Sarah T. Hawley, PhD, MPH1, Holly Witteman, PhD2, Andrea Fuhrel-Forbis2, Christine Holmberg, DPhil, MPH, MA3, Peter A. Ubel, MD4 and Angela Fagerlin, PhD5, (1)University of Michigan, Ann Arbor VA Health System, Ann Arbor, MI, (2)University of Michigan, Ann Arbor, MI, (3)Berlin School of Public Health, Berlin, Germany, (4)Duke University, Durham, NC, (5)Internal Medicine, Ann Arbor, MI

Purpose: To assess women’s preferences for breast cancer chemoprevention (i.e., tamoxifen or raloxifene) using conjoint analysis.

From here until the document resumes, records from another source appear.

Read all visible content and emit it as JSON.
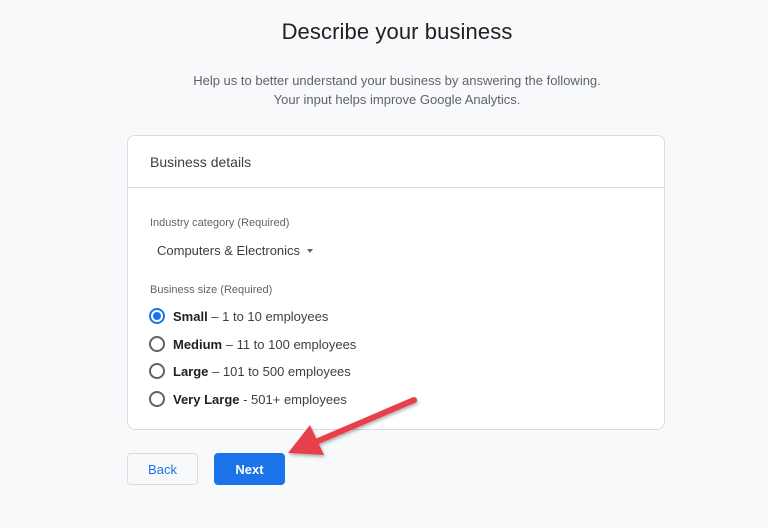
{
  "page": {
    "title": "Describe your business",
    "subtitle_line1": "Help us to better understand your business by answering the following.",
    "subtitle_line2": "Your input helps improve Google Analytics."
  },
  "card": {
    "header": "Business details",
    "industry": {
      "label": "Industry category (Required)",
      "selected": "Computers & Electronics"
    },
    "size": {
      "label": "Business size (Required)",
      "options": [
        {
          "name": "Small",
          "detail": " – 1 to 10 employees",
          "checked": true
        },
        {
          "name": "Medium",
          "detail": " – 11 to 100 employees",
          "checked": false
        },
        {
          "name": "Large",
          "detail": " – 101 to 500 employees",
          "checked": false
        },
        {
          "name": "Very Large",
          "detail": " - 501+ employees",
          "checked": false
        }
      ]
    }
  },
  "buttons": {
    "back_label": "Back",
    "next_label": "Next"
  },
  "colors": {
    "accent": "#1a73e8",
    "annotation_arrow": "#e8414b"
  },
  "icons": {
    "dropdown": "caret-down-icon",
    "annotation": "red-arrow-icon"
  }
}
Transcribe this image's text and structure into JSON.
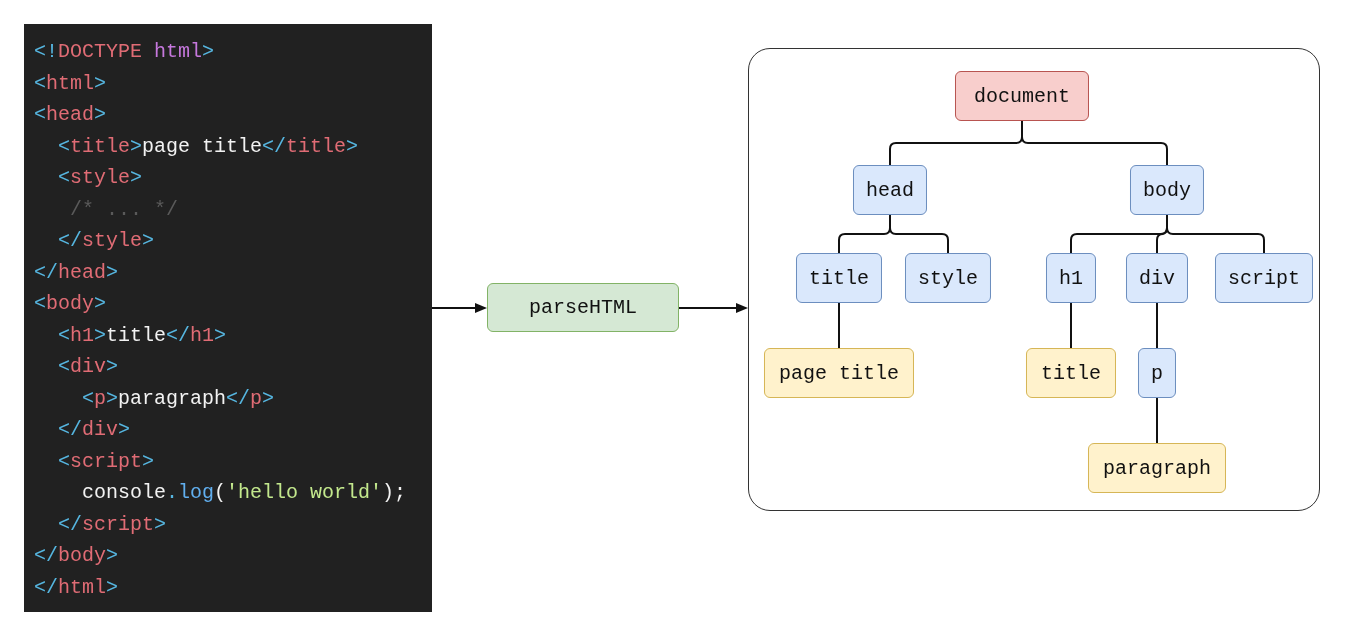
{
  "code": {
    "lines": [
      [
        {
          "kind": "punct",
          "text": "<!"
        },
        {
          "kind": "tag",
          "text": "DOCTYPE "
        },
        {
          "kind": "keyword",
          "text": "html"
        },
        {
          "kind": "punct",
          "text": ">"
        }
      ],
      [
        {
          "kind": "punct",
          "text": "<"
        },
        {
          "kind": "tag",
          "text": "html"
        },
        {
          "kind": "punct",
          "text": ">"
        }
      ],
      [
        {
          "kind": "punct",
          "text": "<"
        },
        {
          "kind": "tag",
          "text": "head"
        },
        {
          "kind": "punct",
          "text": ">"
        }
      ],
      [
        {
          "kind": "punct",
          "text": "  <"
        },
        {
          "kind": "tag",
          "text": "title"
        },
        {
          "kind": "punct",
          "text": ">"
        },
        {
          "kind": "text",
          "text": "page title"
        },
        {
          "kind": "punct",
          "text": "</"
        },
        {
          "kind": "tag",
          "text": "title"
        },
        {
          "kind": "punct",
          "text": ">"
        }
      ],
      [
        {
          "kind": "punct",
          "text": "  <"
        },
        {
          "kind": "tag",
          "text": "style"
        },
        {
          "kind": "punct",
          "text": ">"
        }
      ],
      [
        {
          "kind": "comment",
          "text": "   /* ... */"
        }
      ],
      [
        {
          "kind": "punct",
          "text": "  </"
        },
        {
          "kind": "tag",
          "text": "style"
        },
        {
          "kind": "punct",
          "text": ">"
        }
      ],
      [
        {
          "kind": "punct",
          "text": "</"
        },
        {
          "kind": "tag",
          "text": "head"
        },
        {
          "kind": "punct",
          "text": ">"
        }
      ],
      [
        {
          "kind": "punct",
          "text": "<"
        },
        {
          "kind": "tag",
          "text": "body"
        },
        {
          "kind": "punct",
          "text": ">"
        }
      ],
      [
        {
          "kind": "punct",
          "text": "  <"
        },
        {
          "kind": "tag",
          "text": "h1"
        },
        {
          "kind": "punct",
          "text": ">"
        },
        {
          "kind": "text",
          "text": "title"
        },
        {
          "kind": "punct",
          "text": "</"
        },
        {
          "kind": "tag",
          "text": "h1"
        },
        {
          "kind": "punct",
          "text": ">"
        }
      ],
      [
        {
          "kind": "punct",
          "text": "  <"
        },
        {
          "kind": "tag",
          "text": "div"
        },
        {
          "kind": "punct",
          "text": ">"
        }
      ],
      [
        {
          "kind": "punct",
          "text": "    <"
        },
        {
          "kind": "tag",
          "text": "p"
        },
        {
          "kind": "punct",
          "text": ">"
        },
        {
          "kind": "text",
          "text": "paragraph"
        },
        {
          "kind": "punct",
          "text": "</"
        },
        {
          "kind": "tag",
          "text": "p"
        },
        {
          "kind": "punct",
          "text": ">"
        }
      ],
      [
        {
          "kind": "punct",
          "text": "  </"
        },
        {
          "kind": "tag",
          "text": "div"
        },
        {
          "kind": "punct",
          "text": ">"
        }
      ],
      [
        {
          "kind": "punct",
          "text": "  <"
        },
        {
          "kind": "tag",
          "text": "script"
        },
        {
          "kind": "punct",
          "text": ">"
        }
      ],
      [
        {
          "kind": "text",
          "text": "    console"
        },
        {
          "kind": "punct",
          "text": "."
        },
        {
          "kind": "method",
          "text": "log"
        },
        {
          "kind": "text",
          "text": "("
        },
        {
          "kind": "string",
          "text": "'hello world'"
        },
        {
          "kind": "text",
          "text": ");"
        }
      ],
      [
        {
          "kind": "punct",
          "text": "  </"
        },
        {
          "kind": "tag",
          "text": "script"
        },
        {
          "kind": "punct",
          "text": ">"
        }
      ],
      [
        {
          "kind": "punct",
          "text": "</"
        },
        {
          "kind": "tag",
          "text": "body"
        },
        {
          "kind": "punct",
          "text": ">"
        }
      ],
      [
        {
          "kind": "punct",
          "text": "</"
        },
        {
          "kind": "tag",
          "text": "html"
        },
        {
          "kind": "punct",
          "text": ">"
        }
      ]
    ]
  },
  "parser": {
    "label": "parseHTML"
  },
  "tree": {
    "label": "document",
    "kind": "root",
    "children": [
      {
        "label": "head",
        "kind": "element",
        "children": [
          {
            "label": "title",
            "kind": "element",
            "children": [
              {
                "label": "page title",
                "kind": "text"
              }
            ]
          },
          {
            "label": "style",
            "kind": "element"
          }
        ]
      },
      {
        "label": "body",
        "kind": "element",
        "children": [
          {
            "label": "h1",
            "kind": "element",
            "children": [
              {
                "label": "title",
                "kind": "text"
              }
            ]
          },
          {
            "label": "div",
            "kind": "element",
            "children": [
              {
                "label": "p",
                "kind": "element",
                "children": [
                  {
                    "label": "paragraph",
                    "kind": "text"
                  }
                ]
              }
            ]
          },
          {
            "label": "script",
            "kind": "element"
          }
        ]
      }
    ]
  }
}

Methods: Eight attributes related to taking a pill to prevent breast cancer were identified and assigned levels (lifetime risk of breast cancer, length of time the pill must be taken, breast cancer risk reduction, risk of endometrial cancer, risk of blood clots, risk of hormone symptoms, risk reduction of bone fractures, and availability of a biomarker). The SAS conjoint analysis program was used to develop a balanced and efficient design consisting of 36 scenarios. Each scenario presented a hypothetical pill description, including each of the 8 attributes with different levels, and asked respondents to indicate how likely they would be to take that pill on a scale of 0 (not at all likely) to 9 (very likely). A randomized block design was used to equally divide the 36 scenarios.  An Internet sample of women aged 40-74 was invited to complete one set of 18 scenarios plus a dominant scenario. The responses were combined and conjoint analysis was used to generate attribute importance scores and part-worth utilities of each level.

Results: The 1365 respondents had a mean age of  57 and 78% were white. The mean value for likelihood of taking the pill was 5.5 (SD 3.2) for the dominant scenario and ranged from 2.1 (SD 2.4)-5.7 (SD 2.4) for other scenarios. The order of attribute importance was lifetime risk (17.4%), time (17%), risk of blood clots (12.3%), risk of endometrial cancer (12%), breast cancer risk reduction (11.2%), biomarker availability (10.9%), reduction in bone fracture risk (9.7%) and risk of hormone symptoms (9.7%).  Part-worth utility values indicated that women preferred a pill with the following features: 90% breast cancer risk reduction, had a biomarker, no additional risks for all side effects, and could be taken for 1 year.

Conclusions: There was low interest in taking a pill as a means of preventing breast cancer in this Internet sample even when the pill had high benefits and low risks. The similarity of attribute importance values suggests that all were somewhat important, with lifetime risk of breast cancer and serious, but rare, side effects being most important. Further research evaluating associations between preferences and chemoprevention adherence in high risk patients is needed.